PRAISE FOR CROSSINGS
'The style is in the tradition of storytelling of old, where tales are told rather than shown, and somewhat like Scheherazade (who is referenced in the book) the reader is seduced by the telling.' Readings
'[An] elegant and unusual début' Australian Book Review
'Just as the dolls fit into one another, Crossings all makes sense at the end, neatly and satisfactorily resolving its multiple narrative threads and possibilities with grace, attention to detail and emotional acuity. No matter which narrative path a reader takes, there is no sense of confusion or dissatisfaction, just a little sadness at having to farewell such a fine book.' Sydney Morning Herald
'Romance, mystery, history, and magical invention dance across centuries in an impressive debut novel. Landragin layers historical fiction, metafiction, mystery, fantasy, myth, and romance in a way that might remind readers of such books as Cloud Atlas, Life After Life, The Time Traveler's Wife-or even Dan Brown's conspiracy-based adventures, albeit with more elegant prose Landragin carries off the whole handsomely written enterprise with panache. This novel intrigues and delights with an assured orchestration of historical research and imaginative flights.' Kirkus Reviews
'This novel is outstanding for its sheer inventiveness. The alternative ordering of chapters creates a tension that heightens the awareness of the interlocking aspects of time and space, while deft writing seduces the reader in a complex tale of pursuit, denial, and retribution moving from past to future. Highly recommended.' Library Journal
PUBLISHERS WEEKLY
Landragin careens through time, space, and multiple genres in his ambitious, sparkling debut. The reader is given a choice in the preface by the first of many narrators, a Paris bookbinder who claims to have discovered a manuscript: read it cover to cover, or follow mysterious instructions for zigzagging through three separate narratives. One of these is purportedly a lost story written by the poet Charles Baudelaire. Another follows doomed lovers, a mysterious woman named Madeleine and a man who may or may not be the German-Jewish writer Walter Benjamin, searching for Baudelaire's lost manuscript on the eve of the Nazi occupation of Paris. The third is told by a pre-colonial south sea island magus who travels through history via the souls of others, including Baudelaire and Madeleine, to link the three stories together. Landragin colors each section with playful references to other historical figures, from French navigator Etienne Marchand to Coco Chanel and Arthur Koestler. While tacking back and forth through the three narratives is going to require more effort than some readers will be willing to give, the author has a talent for injecting intrigue and answers into his literary puzzle at all the right moments while deepening themes of memory and migration. Landragin's seductive literary romp shines as a celebration of the act of storytelling.
Customer Reviews
Clever, I think
3.5 stars
Author
Born in France, migrated to Australia as a child, worked as a travel writer and lived at various times in Marseille, Alice Springs, Paris, New Orleans and rural Virginia. Now lives in Los Angeles. (No accounting for taste)
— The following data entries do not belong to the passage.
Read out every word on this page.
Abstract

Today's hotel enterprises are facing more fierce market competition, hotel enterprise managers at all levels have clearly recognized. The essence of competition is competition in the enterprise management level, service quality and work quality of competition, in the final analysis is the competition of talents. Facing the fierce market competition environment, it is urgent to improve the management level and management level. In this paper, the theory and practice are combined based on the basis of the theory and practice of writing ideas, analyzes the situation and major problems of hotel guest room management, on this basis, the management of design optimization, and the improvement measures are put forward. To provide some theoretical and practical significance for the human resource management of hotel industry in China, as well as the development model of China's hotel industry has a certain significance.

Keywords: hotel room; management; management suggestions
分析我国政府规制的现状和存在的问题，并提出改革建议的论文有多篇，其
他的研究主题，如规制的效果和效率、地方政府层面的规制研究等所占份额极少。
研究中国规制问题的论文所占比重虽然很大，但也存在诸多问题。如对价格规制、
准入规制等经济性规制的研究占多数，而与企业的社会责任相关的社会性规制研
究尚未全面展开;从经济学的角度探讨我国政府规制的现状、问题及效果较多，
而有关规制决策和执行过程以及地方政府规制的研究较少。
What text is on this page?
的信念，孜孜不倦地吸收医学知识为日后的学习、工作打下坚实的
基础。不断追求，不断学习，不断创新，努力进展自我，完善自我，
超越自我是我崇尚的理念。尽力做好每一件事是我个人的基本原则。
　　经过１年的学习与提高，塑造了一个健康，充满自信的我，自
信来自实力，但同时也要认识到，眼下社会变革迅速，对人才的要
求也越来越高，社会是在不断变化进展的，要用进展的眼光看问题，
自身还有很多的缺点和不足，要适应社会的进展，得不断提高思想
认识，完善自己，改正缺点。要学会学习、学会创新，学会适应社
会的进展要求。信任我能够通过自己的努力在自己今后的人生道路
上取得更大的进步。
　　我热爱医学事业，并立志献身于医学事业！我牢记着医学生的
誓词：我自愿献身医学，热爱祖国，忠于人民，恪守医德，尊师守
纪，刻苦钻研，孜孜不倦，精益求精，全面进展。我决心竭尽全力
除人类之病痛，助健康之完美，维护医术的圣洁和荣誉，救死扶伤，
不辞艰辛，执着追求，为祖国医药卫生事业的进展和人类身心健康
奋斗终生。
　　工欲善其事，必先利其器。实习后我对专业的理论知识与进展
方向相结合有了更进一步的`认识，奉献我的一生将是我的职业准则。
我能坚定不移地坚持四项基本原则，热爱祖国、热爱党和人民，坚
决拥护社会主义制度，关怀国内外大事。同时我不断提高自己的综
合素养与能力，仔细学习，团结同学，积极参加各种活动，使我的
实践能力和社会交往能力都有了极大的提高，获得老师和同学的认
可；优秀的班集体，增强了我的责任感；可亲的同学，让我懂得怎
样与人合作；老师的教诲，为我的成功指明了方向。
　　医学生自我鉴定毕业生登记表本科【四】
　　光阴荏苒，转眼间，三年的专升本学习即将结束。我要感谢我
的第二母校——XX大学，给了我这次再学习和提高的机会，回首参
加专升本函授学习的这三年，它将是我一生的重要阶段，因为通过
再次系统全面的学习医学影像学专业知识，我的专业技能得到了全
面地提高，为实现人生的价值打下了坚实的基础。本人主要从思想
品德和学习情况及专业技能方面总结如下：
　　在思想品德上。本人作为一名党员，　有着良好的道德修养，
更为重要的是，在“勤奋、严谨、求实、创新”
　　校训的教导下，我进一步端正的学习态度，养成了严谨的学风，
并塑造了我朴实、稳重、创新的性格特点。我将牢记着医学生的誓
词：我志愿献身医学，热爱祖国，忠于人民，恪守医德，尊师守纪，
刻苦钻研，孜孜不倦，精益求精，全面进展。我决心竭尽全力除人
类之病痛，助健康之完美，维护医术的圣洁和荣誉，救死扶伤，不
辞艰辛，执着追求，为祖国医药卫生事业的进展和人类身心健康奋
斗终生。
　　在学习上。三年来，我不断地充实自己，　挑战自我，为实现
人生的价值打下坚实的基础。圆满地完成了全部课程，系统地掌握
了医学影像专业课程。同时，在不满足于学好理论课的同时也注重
He’s also worked as an editor, journalist, blogger, librarian, indigenous community worker, cheesemaker, wine merchant and musician. He says his fiction explores place, migration and literature's formal possibilities. All right-y then.
Premise
Bookbinder in Paris stumbles across a manuscript containing three stories: a letter by Baudelaire to an illiterate girl, a noir romance set in 1940 as the Germans are invading Paris, and the autobiography of a zombie enchantress. Not only that, you can read the book in two different ways: the conventional way straight through, or the Baroness’s way, which jumps backwards and forwards between the stories to form a novel-like narrative. Or so Mr L reckons.
Plot
Um…Interesting?
Characters
Well drawn considering. (See above.)
Prose
First class
Bottom line
Not sure what to make of this except it’s clever, too clever for an ageing white guy. To quote the blurb, it’s, “the tale of two lost souls peregrinating through time. An unforgettable tour de force…spanning a hundred and fifty years and seven lifetimes.” So there.